Indian Wells the first Masters 1000 of the season in the Californian desert paradise of Palm Springs, is well under way and we witnessed a major upset last weekend, with world number 1, Andy Murray going down to Canada’s Vasek Pospisil. This was Murray’s second consecutive loss to a player executing a game plan that has been somewhat scarce over the past decade or more…net rushing from serve and return! Is this strategy coming back into the game?
Tactics employed by Zverev and Pospisil
At the Aussie Open, German Mischa Zverev out gunned the Scot in 4 sets by charging the net at every chance. Zverev took it to his opponent, constantly asking him to hit winners with little time to execute. Murray had no answer in Melbourne and a very similar situation occurred in Palm Springs on Saturday, when Pospisil came out with the net rushing tactics. Players like Murray, Djokovic and Nadal have taken the baseline game to such heights that they are so tough to beat when opponents try to play against them from the back for the court. Pospisil and particularly Zverev have shown an alternative way in attempting to dethrone these tennis juggernauts.

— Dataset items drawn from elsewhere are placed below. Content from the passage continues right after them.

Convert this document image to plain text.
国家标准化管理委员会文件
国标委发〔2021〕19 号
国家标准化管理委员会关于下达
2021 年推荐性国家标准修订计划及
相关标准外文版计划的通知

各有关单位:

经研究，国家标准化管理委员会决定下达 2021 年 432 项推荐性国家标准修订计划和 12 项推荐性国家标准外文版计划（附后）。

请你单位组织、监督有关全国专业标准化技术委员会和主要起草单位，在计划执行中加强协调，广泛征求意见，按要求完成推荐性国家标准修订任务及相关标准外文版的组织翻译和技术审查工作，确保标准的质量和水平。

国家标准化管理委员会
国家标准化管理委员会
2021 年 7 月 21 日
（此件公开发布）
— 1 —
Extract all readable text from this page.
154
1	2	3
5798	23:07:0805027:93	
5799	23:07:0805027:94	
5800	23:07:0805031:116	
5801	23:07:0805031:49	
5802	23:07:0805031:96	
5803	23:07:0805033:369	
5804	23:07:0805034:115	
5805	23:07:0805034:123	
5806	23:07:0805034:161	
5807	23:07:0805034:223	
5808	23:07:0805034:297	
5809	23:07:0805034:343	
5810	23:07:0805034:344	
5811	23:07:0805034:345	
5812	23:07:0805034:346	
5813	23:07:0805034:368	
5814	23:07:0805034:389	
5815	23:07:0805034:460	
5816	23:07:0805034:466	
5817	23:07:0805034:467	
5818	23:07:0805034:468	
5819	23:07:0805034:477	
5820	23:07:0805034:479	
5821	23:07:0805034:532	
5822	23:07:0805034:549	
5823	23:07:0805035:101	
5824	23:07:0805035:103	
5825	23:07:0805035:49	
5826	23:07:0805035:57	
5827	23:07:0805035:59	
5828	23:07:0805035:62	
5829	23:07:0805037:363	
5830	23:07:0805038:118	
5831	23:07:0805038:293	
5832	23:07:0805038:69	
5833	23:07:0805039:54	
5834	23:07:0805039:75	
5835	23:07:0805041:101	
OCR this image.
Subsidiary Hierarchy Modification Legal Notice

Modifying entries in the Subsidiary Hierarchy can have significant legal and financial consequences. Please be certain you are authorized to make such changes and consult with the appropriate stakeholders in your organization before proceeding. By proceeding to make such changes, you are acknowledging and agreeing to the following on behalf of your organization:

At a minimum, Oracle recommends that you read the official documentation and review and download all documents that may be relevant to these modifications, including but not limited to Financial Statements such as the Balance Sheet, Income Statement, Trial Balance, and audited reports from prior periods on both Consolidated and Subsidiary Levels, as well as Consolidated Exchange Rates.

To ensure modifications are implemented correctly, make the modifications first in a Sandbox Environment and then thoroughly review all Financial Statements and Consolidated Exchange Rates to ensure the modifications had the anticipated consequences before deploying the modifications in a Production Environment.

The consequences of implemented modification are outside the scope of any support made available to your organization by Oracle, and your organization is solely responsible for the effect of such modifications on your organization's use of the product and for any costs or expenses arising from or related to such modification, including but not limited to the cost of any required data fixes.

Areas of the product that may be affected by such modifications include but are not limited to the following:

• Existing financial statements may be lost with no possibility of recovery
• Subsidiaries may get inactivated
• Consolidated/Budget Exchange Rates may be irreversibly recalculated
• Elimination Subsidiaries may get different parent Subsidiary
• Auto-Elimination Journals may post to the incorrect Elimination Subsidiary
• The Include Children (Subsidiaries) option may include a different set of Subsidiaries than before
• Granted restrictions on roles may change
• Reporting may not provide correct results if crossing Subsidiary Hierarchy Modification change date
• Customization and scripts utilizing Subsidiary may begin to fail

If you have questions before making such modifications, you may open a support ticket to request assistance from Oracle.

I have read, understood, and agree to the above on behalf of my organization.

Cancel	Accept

In his ATP World Tour column, Craig O’Shannessy discuses the modern relevance of the serve and volley tactic. Zverev is winning up to 68% of points when he comes in after the serve as opposed to under 50% when he stays back. These figures show that he must come forward to have a viable chance of beating the best. Pospisil also embraced this ideal against Murray by coming into the net more often than not after his serve, and then preying on Murray’s bad serving day by rushing the net on his second serves. You can read Craig O’Shannessy full article here; Thanks To Mischa, Serve And Volley Is Back
Federer at the Aussie Open
Earlier this year, Roger Federer had an Aussie open to remember after having not played on tour for 6 months. In the final, the Swiss maestro played some inspired tennis to take the trophy from his long time rival, Rafa Nadal. Federer didn’t employ a strict serve and volley strategy, however he did play some very aggressive tennis to win the tournament. He took an advanced baseline positon, taking his groundstrokes early, in particular his backhand crosscourt, and rarely allowed Nadal to settle (Federer’s Crosscourt Backhand Fires him to number 18, Jan 2017). The intentions that Federer displayed in Melbourne are very similar to the intentions displayed by Zverev and Pospisil to beat Murray this season; attack and take time away from your opponent as quickly and as often as possible. Do not let them settle into a baseline comfort zone!
What has brought on this tactical switch?
Tennis has become a baseline battle over the last 20 years. The serve and volleyers have been virtually killed off due to the decrease in speed of the court and balls. In the last 10 years we have witnessed 4 of the greatest players to play the game competing at the same time; Federer, Nadal, Djokovic and Murray. These 4 have taken the game to new heights, winning virtually everything there is to win, taking the huge prizes on offer and most importantly reinvesting these financial winnings back into their games to improve further. Because of this, they have wedged a gap between themselves and many of the other players on the circuit. While all players who practice hard are improving their games, these 4 have been improving faster and further. This gap has made it increasingly difficult to beat these guys at their own game, namely baseline tennis. If you were to go toe-to-toe with one of them with these tactics you will mostly lose, that’s the cold hard truth. However, if you change the ‘rules’ and start to implement this attacking, net rushing game, they just may not be able to cope with it, because just like any other modern player they have very rarely come up against this strategy. As one of the big 4 and the oldest member, Federer has found success implementing this game against his rivals. The top players in the game find ways to beat each other and in turn evolve the way the game is played. The retro move of coming forward looks like the most viable option in beating these top players.
In the future I do see more players looking to come forward and finishing points earlier at the net. The baseline game is so tough too infiltrate, so players must find others ways to be successful in matches. However, I do not think that full on serve and volley of the past will come back just yet as the courts and balls are still too slow to provide the environment that will make it consistently feasible. It is great to see it back in some form and I for one hope to see more of the top 100 players mixing their game up with some net rushing tactics!